I am a veteran! And there is a thing called the VA loan for first time home buyers. I have attempted this path before, but I'm sure I must have caused quite a bit of laughter... Having no job, self employed, no retirement, No assets, and my only work history was "Gig" jobs at ACT, SAT, And Pearson. Nevermind that I still owed money for taxes from 2016!
But that has changed now. I have been here in Kenosha for just over 4 years! And during that time, I have had steady employment and have been able to pay off my taxes and student loans! I'm currently making more money than I ever have in my life! From an Employer who is an international company.... Perhaps things are different now.
Well, They are! It has taken me a while to realize this, but this time... whenever I filled out a form, I was not immediately rejected. In fact, they actually called me! They gave me guidance on what I needed to do to get the ball to the next level. And who, what and where to call next. I have been blessed!
That being said, the entire task has been "Herculean" for me. Having never done this before, I do not know what I don't know... So I am heavily reliant on the graciousness of strangers for the bulk of the ride.
And Prayer... Lots and Lots of Praying.
Now most people who have purchased a house probably are thinking: "Ethan is making a mountain out of aa Molehill! It's not that difficult." And that may be true. But I tend to overthink things. And I am amazed that there are people out there (Like my brother) who jump into adulthood with both hands and feet! What happens if you get laid off work? (2008 recession) What if there is a fire? (um... Dave?) What if they raise your taxes! (Anyone visit Illinois lately?) You have put down roots and had better think about some long range planning in the event life comes and kicks you in the teeth.

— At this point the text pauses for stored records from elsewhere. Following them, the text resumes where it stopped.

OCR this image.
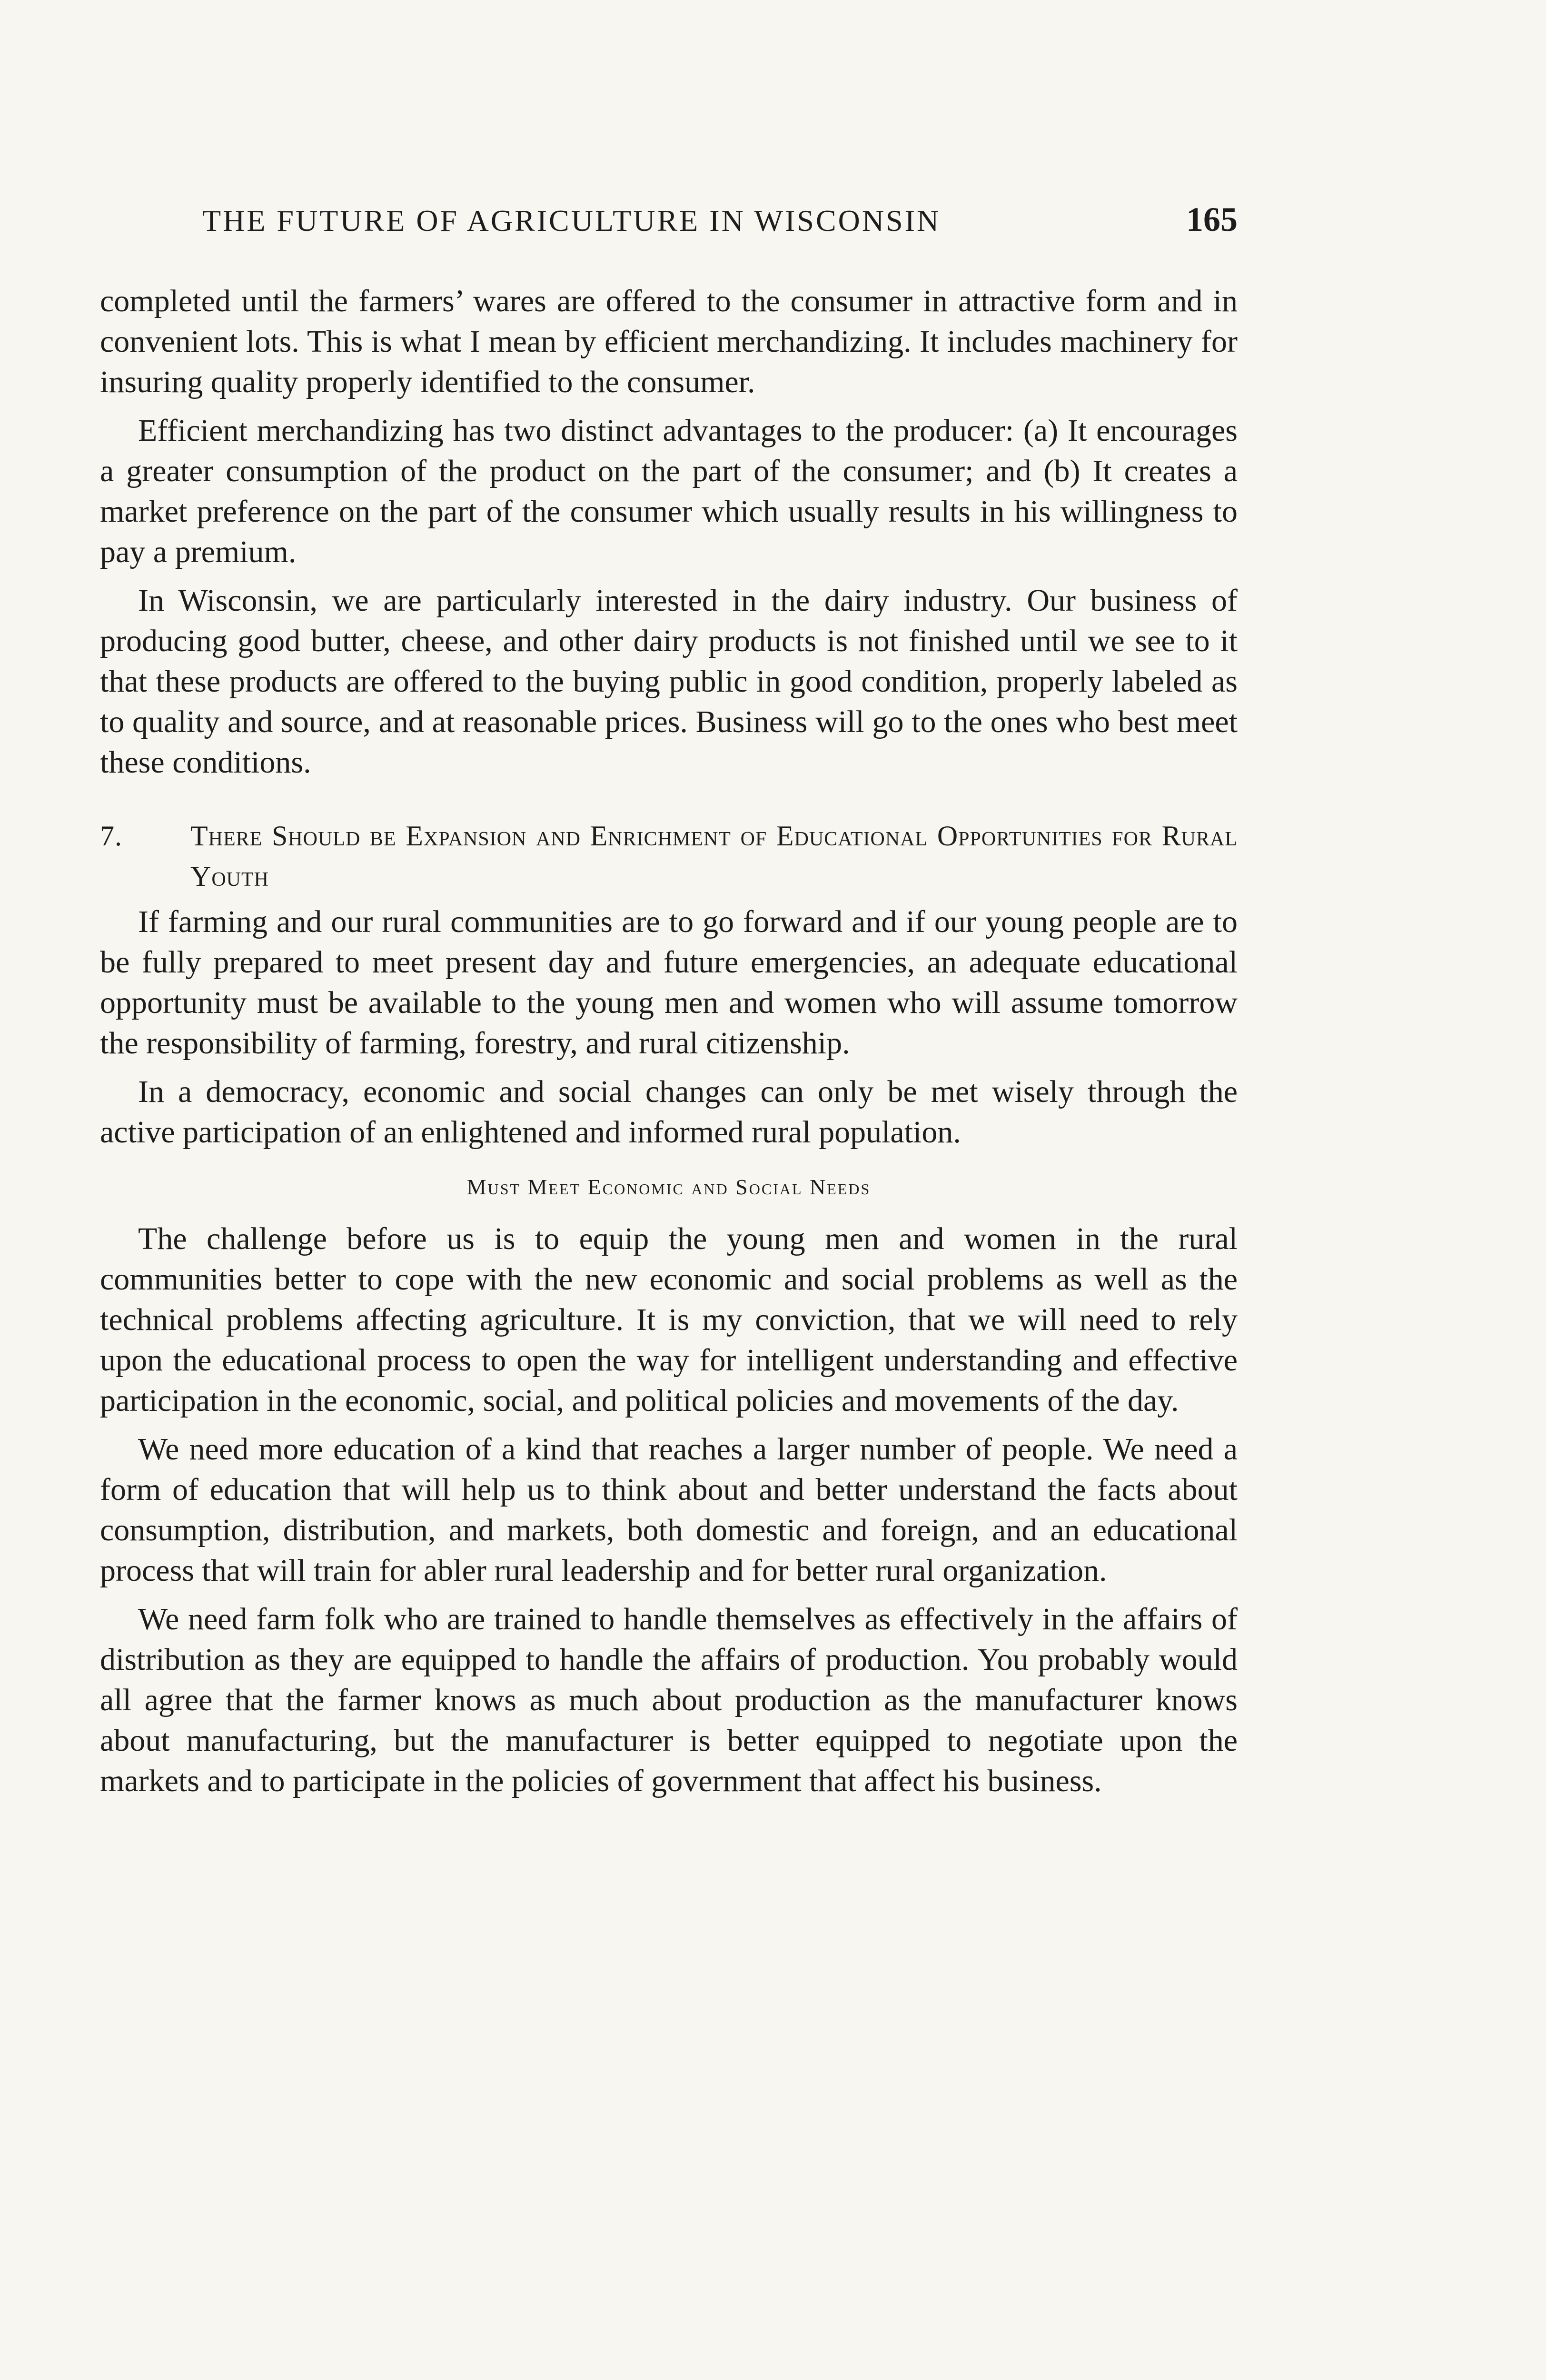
THE FUTURE OF AGRICULTURE IN WISCONSIN	165

completed until the farmers’ wares are offered to the consumer in attractive form and in convenient lots. This is what I mean by efficient merchandizing. It includes machinery for insuring quality properly identified to the consumer.

Efficient merchandizing has two distinct advantages to the producer: (a) It encourages a greater consumption of the product on the part of the consumer; and (b) It creates a market preference on the part of the consumer which usually results in his willingness to pay a premium.

In Wisconsin, we are particularly interested in the dairy industry. Our business of producing good butter, cheese, and other dairy products is not finished until we see to it that these products are offered to the buying public in good condition, properly labeled as to quality and source, and at reasonable prices. Business will go to the ones who best meet these conditions.

7. There Should be Expansion and Enrichment of Educational Opportunities for Rural Youth

If farming and our rural communities are to go forward and if our young people are to be fully prepared to meet present day and future emergencies, an adequate educational opportunity must be available to the young men and women who will assume tomorrow the responsibility of farming, forestry, and rural citizenship.

In a democracy, economic and social changes can only be met wisely through the active participation of an enlightened and informed rural population.

Must Meet Economic and Social Needs

The challenge before us is to equip the young men and women in the rural communities better to cope with the new economic and social problems as well as the technical problems affecting agriculture. It is my conviction, that we will need to rely upon the educational process to open the way for intelligent understanding and effective participation in the economic, social, and political policies and movements of the day.

We need more education of a kind that reaches a larger number of people. We need a form of education that will help us to think about and better understand the facts about consumption, distribution, and markets, both domestic and foreign, and an educational process that will train for abler rural leadership and for better rural organization.

We need farm folk who are trained to handle themselves as effectively in the affairs of distribution as they are equipped to handle the affairs of production. You probably would all agree that the farmer knows as much about production as the manufacturer knows about manufacturing, but the manufacturer is better equipped to negotiate upon the markets and to participate in the policies of government that affect his business.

The same can be said about starting a family. Having a kid is a 25+ year commitment! ( These days... Years ago they would kick the kids out at 18) There is medical, food, clothing, college fund, marriage.. not to mention school, puke, poopy diapers, and possible Day Care! Only to have them eventually let you down when they do something you have warned them not to do. ( Like me! and all of MY mistakes in Life.) Who would have a kid under those circumstances? (Thankfully, people continue to have children for the next generation... Despite all of the dangers and risks and heartbreaks involved.)

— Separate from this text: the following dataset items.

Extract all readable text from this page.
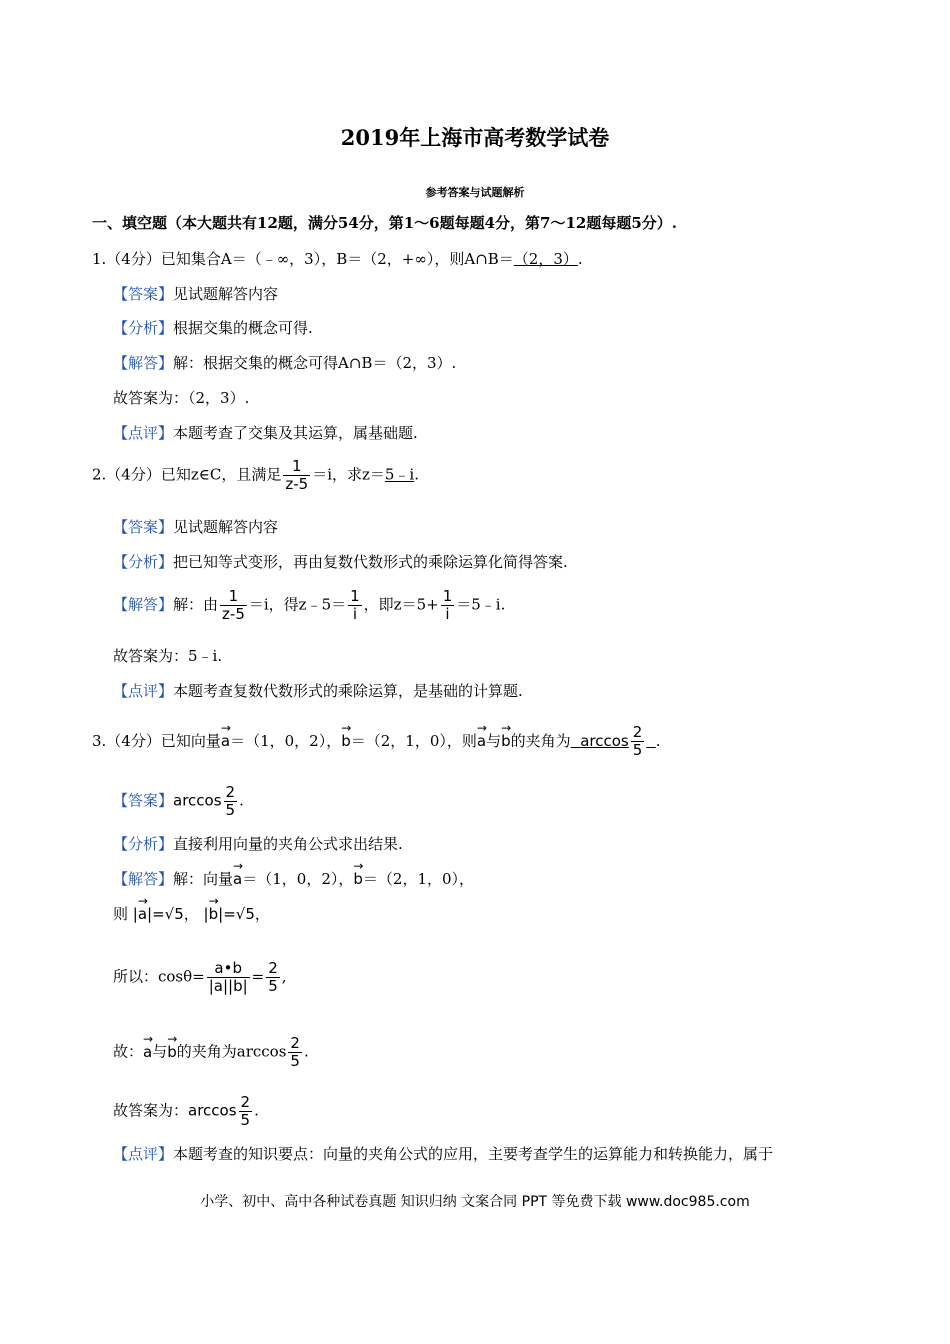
2019年上海市高考数学试卷
参考答案与试题解析
一、填空题（本大题共有12题，满分54分，第1～6题每题4分，第7～12题每题5分）.
1.（4分）已知集合A＝（﹣∞，3），B＝（2，+∞），则A∩B＝（2，3）.
【答案】见试题解答内容
【分析】根据交集的概念可得.
【解答】解：根据交集的概念可得A∩B＝（2，3）.
故答案为：（2，3）.
【点评】本题考查了交集及其运算，属基础题.
2.（4分）已知z∈C，且满足 $\frac{1}{z-5} =i$，求z＝5﹣i.
【答案】见试题解答内容
【分析】把已知等式变形，再由复数代数形式的乘除运算化简得答案.
【解答】解：由 $\frac{1}{z-5} =i$，得z﹣5＝ $\frac{1}{i}$ ，即$z=5+ \frac{1}{i}$ ＝5﹣i.
故答案为：5﹣i.
【点评】本题考查复数代数形式的乘除运算，是基础的计算题.
3.（4分）已知向量→ a＝（1，0，2），→ b＝（2，1，0），则→ a与→ b的夹角为 $\arccos \frac{2}{5}$ .
【答案】$\arccos \frac{2}{5}$ .
【分析】直接利用向量的夹角公式求出结果.
【解答】解：向量→ a＝（1，0，2），→ b＝（2，1，0），
则 |→ a|=√5， |→ b|=√5，
所以：$\cos\theta= \frac{a•b}{|a||b|} = \frac{2}{5}$ ,
故：→ a与→ b的夹角为$\arccos \frac{2}{5}$ .
故答案为：$\arccos \frac{2}{5}$ .
【点评】本题考查的知识要点：向量的夹角公式的应用，主要考查学生的运算能力和转换能力，属于
小学、初中、高中各种试卷真题 知识归纳 文案合同 PPT 等免费下载 www.doc985.com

But here I am. Alone. ( Except for a cat) Making a risky decision once again in my life. Possibly because when I am solely responsible for me, myself, and I.... And I do not have to worry about someone else having to share or bear my burden in the event that this goes south.. It gives me a certain level of freedom I have not felt in a Very Long Time. I remember that first day in Basic Training. I was thinking I had made a HUGE mistake! But there was nowhere to go except through it. And I was not about to quit or self sabotage if I could help it.
In the end, The Army was a great experience for me. It was rough at times. But the lessons learned continue to bear fruit even now, years later in my life. (I still fold my clothes and make my bed like I did in the Barracks.) And I'm sure I will look back at the time with a certain fondness on things that I did right, and wrong. And would do better next time. ( Provided there is a "Next Time")

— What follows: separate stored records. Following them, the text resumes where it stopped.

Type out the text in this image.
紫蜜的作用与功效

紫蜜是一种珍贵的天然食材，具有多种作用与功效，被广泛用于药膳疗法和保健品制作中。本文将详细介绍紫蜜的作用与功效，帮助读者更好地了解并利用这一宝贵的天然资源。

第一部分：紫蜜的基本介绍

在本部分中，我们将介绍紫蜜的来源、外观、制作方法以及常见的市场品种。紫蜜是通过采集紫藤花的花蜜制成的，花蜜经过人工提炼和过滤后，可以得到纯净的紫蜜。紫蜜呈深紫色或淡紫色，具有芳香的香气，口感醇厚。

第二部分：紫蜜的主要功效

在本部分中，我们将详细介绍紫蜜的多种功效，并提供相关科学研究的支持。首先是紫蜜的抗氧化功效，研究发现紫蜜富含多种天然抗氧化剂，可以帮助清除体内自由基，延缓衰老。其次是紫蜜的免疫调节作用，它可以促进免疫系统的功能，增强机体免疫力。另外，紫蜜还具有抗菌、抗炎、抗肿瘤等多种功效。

And So I have tossed out the opening blog post on a process that I have been going through for over 4 months now. As it (hopefully) nears it's end and completion, I may gain a little more confidence to write about it on the blog. To "Bring my future self along for the ride." And all of those folks who occasionally stop in and read the blog. I may even feel motivated to fill in some of the "set backs" I have have experienced along the way. Everyone likes reading about failures, right? Provided that, in the end, the protagonist was successful in his goal.
And with an invisible deadline approaching, I can only continue to pray for God's Guidance, and hope that he continues to bless me with the "Helpfulness of Strangers" as I travel this long, dark path solo. And try to make every second count.